The claim petition stands disposed of on contest.
Enter the result in the relevant Register as well as in the CIS."
10. In course of hearing of argument, Learned Senior
Counsel, Mr. D. R. Chowdhury assisted by Learned Counsel Mr.
S. Sarkar submitted that the Learned Tribunal below without
any basis fastened the liability upon the owner on the ground
that the policy document does not cover the pillion rider. Here
in the case, the deceased was a pillion rider and furthermore,
Learned Tribunal below based upon the charge-sheet came to
the observation that that Kiran Bedi Debbarma proforma OP-
respondent No.3 was the rider of the bike and he had no valid
driving license to ride the bike on that day but the Learned
Tribunal did not consider the evidence adduced by the claimant-
appellant in this case and finally submitted that Learned
Tribunal also came to the observation that as per policy, it is
two-wheeler liability policy covered for third party but there is
no coverage of pillion rider and since the deceased was a pillion
rider so he did not appreciate the evidence on record of the
owner of the motor bike and came to the further observation
that Renu Debbarma was not connected with the case and since
the owner has violated the terms and conditions of Insurance
Police so he has to indemnify the entire compensation to the
appellant which was not in accordance with law because
according to Learned Senior Counsel, the pillion rider is also
entitled to get compensation and the Insurance Company is
liable to pay the entire compensation to the appellant.
11. Learned Senior Counsel Mr. T. D. Majumder
submitted that the findings of the Learned Tribunal are not in
accordance with law because the Learned Tribunal fastened the
liability of entire payment of compensation upon the owner of
the vehicle leaving the Insurance Company. But according to
Learned Senior Counsel, the pillion rider will also get
compensation under 'comprehensive policy' so the OP-
respondent-Insurance Company be asked to indemnify the
entire compensation to the owner.
12. Learned Counsel Mr. G. S. Das for the Insurance
Company countered the submissions made by Learned Senior
Counsel for the claimant as well as Learned Senior Counsel for
the owner of the offending bike and submitted that as per terms
of policy, the policy was not a comprehensive policy rather it
was act policy/package policy as such the Insurance Company
is not liable to make any payment of compensation to the
claimant-appellant in this case and submitted that Learned
Tribunal below rightly determined the amount of compensation
and fastened the liability upon the owner of the offending motor
bike and urged for dismissal of both the appeals upholding the
award/judgment of the Learned Tribunal below.

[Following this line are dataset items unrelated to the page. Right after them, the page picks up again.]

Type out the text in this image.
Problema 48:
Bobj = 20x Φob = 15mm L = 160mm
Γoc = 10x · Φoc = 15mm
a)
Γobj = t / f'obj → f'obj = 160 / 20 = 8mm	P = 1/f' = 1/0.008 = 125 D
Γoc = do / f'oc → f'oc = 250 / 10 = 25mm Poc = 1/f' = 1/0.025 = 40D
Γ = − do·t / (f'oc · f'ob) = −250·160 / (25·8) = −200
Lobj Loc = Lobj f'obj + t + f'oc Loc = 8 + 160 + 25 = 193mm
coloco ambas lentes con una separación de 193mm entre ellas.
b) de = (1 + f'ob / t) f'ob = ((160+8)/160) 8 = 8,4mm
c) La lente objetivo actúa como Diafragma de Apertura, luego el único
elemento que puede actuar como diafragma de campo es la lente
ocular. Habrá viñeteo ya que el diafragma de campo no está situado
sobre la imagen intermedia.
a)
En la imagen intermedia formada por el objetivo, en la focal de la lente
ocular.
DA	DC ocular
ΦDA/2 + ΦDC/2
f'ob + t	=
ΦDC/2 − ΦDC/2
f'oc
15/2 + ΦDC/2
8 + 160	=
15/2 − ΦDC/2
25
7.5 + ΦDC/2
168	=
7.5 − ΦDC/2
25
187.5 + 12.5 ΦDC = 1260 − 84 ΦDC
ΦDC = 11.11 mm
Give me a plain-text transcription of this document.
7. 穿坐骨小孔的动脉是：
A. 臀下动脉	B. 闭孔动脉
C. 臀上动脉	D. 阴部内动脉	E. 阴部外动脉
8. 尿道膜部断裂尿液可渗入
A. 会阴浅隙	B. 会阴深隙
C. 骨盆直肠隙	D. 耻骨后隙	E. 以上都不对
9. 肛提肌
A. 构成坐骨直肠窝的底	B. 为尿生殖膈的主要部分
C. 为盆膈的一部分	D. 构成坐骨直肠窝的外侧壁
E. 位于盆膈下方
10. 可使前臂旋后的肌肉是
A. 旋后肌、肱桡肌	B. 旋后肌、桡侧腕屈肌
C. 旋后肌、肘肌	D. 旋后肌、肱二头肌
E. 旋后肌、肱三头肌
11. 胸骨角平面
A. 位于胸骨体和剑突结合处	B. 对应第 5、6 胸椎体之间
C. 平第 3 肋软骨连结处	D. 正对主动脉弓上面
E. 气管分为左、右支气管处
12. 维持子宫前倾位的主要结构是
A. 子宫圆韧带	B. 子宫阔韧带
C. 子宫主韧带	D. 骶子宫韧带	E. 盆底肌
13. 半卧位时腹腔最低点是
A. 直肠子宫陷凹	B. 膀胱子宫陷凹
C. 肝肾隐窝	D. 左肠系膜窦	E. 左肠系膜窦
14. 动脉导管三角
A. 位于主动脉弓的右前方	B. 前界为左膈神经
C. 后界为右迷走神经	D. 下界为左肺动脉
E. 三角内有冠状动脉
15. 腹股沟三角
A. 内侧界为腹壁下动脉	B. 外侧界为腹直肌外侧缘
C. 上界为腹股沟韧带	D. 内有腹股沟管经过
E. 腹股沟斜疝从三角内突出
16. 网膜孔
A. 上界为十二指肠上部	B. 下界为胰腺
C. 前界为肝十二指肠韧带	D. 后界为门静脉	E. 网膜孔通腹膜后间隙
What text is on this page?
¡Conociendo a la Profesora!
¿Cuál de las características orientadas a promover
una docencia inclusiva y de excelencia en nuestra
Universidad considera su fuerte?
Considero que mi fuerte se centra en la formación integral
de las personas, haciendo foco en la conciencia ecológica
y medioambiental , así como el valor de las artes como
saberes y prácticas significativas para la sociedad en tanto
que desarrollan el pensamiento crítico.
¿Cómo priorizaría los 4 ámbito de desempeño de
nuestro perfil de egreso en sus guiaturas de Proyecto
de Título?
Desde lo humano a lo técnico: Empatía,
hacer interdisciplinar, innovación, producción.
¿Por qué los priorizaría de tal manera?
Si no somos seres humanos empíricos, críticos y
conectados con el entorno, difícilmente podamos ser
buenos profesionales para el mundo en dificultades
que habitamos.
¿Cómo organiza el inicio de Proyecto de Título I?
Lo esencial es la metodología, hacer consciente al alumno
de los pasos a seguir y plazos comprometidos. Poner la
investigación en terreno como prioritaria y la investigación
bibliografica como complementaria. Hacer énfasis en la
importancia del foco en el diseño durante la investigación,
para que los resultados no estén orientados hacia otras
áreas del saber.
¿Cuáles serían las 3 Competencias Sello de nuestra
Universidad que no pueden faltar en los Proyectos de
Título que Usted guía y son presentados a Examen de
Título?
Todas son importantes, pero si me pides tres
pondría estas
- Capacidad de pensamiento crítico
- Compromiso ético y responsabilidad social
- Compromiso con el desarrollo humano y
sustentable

13. I have gone through the entire record of the
Learned Tribunal below and also heard detailed arguments of
the Learned Counsel of the rival parties. There is no dispute on
record in respect of death of deceased Hiranmala Debbarma
due to road traffic accident on the alleged day although she
succumbed to her injuries later on at Kolkata after the accident.
The police in the connected case submitted charge-sheet
against Kabir Bedi Debbarma proforma OP-respondent-3
showing him as absconder but from the paper book, it appears
that in the criminal trial he has been acquitted from the charge
levelled by the prosecution against him.
On the other hand, the claimant-appellant took
the plea that on the alleged day one Renu Debbarma was the
driver of the offending motor bike but the learned Tribunal
below did not accept that contention rather came to the
observation that Kabir Bedi Debbarma was the rider of the bike
and he had no valid driving license and fastened the liability
upon the owner since he violated the terms of policy.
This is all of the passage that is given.